The students were asked questions about being bullied due to their race, ethnicity, national origin, gender, or sexuality. Some of the questions the students were asked included,
“During the past 12 months, how many times on school property were you harassed or bullied because you are gay or lesbian (or someone thought you were)?”
They found that rates on students being bullied because of their race, ethnicity, religion or gender, and not because of their sexual orientation, dropped during 2008 and 2009.
The data also revealed that schools with a gay-straight alliance initiative were less likely to see increases in homophobic bullying when compared to institutions that lacked LGBT inclusive programs.
“This research provides some of the first empirical evidence that public campaigns that promote stigma may confer risk for bias-based bullying among youth,” the authors wrote.

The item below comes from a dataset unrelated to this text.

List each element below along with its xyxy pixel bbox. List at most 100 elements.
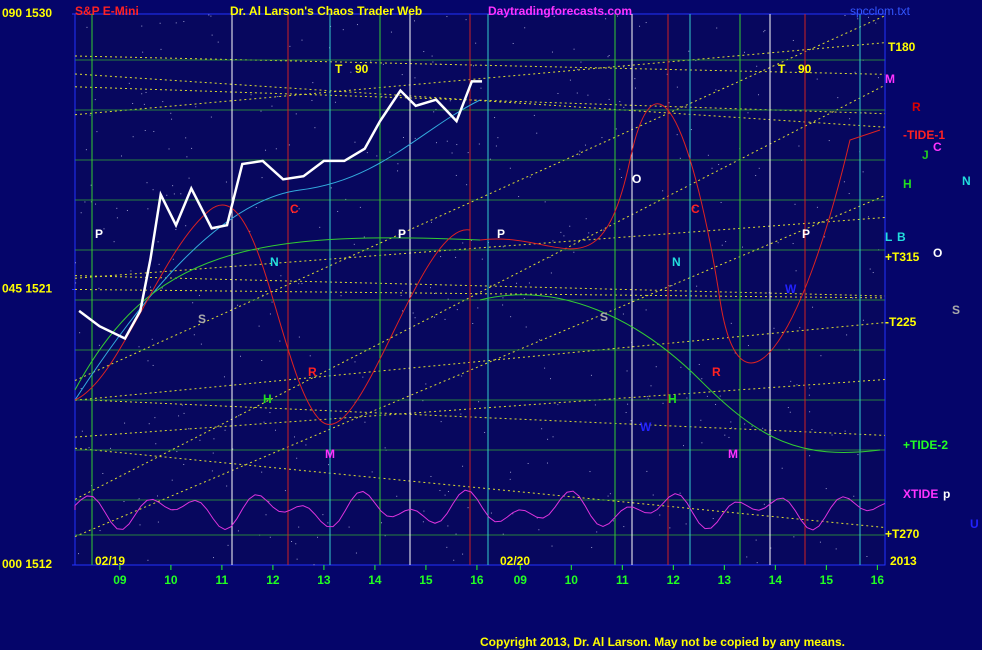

Stephen Russell, senior author of the study and chair of the Human Development and Family Sciences Department at the University of Texas at Austin, commented on the findings.
“Policies and campaigns related to Black Lives Matter, bathroom bills, immigration—these can be concerning in how they affect the health and well-being of youth. The public health consequences of these very contentious and media-driven discussions are more important than we knew,” he said.
Research found that more children who identified as gay reported homophobic bullying.
“The data are telling us that straight kids are getting bullied for this, too,” said Russell. “It’s all about what the bullies perceive.”
Mark Hatzenbuehler, the study’s lead author and an associate professor of sociomedical sciences and sociology at Columbia University, addressed the study’s findings.
“Public votes and voter referendums on the rights of minority groups occur in approximately half of U.S. states. Our findings suggest that the public discourse surrounding these votes may increase risk for bias-based bullying.”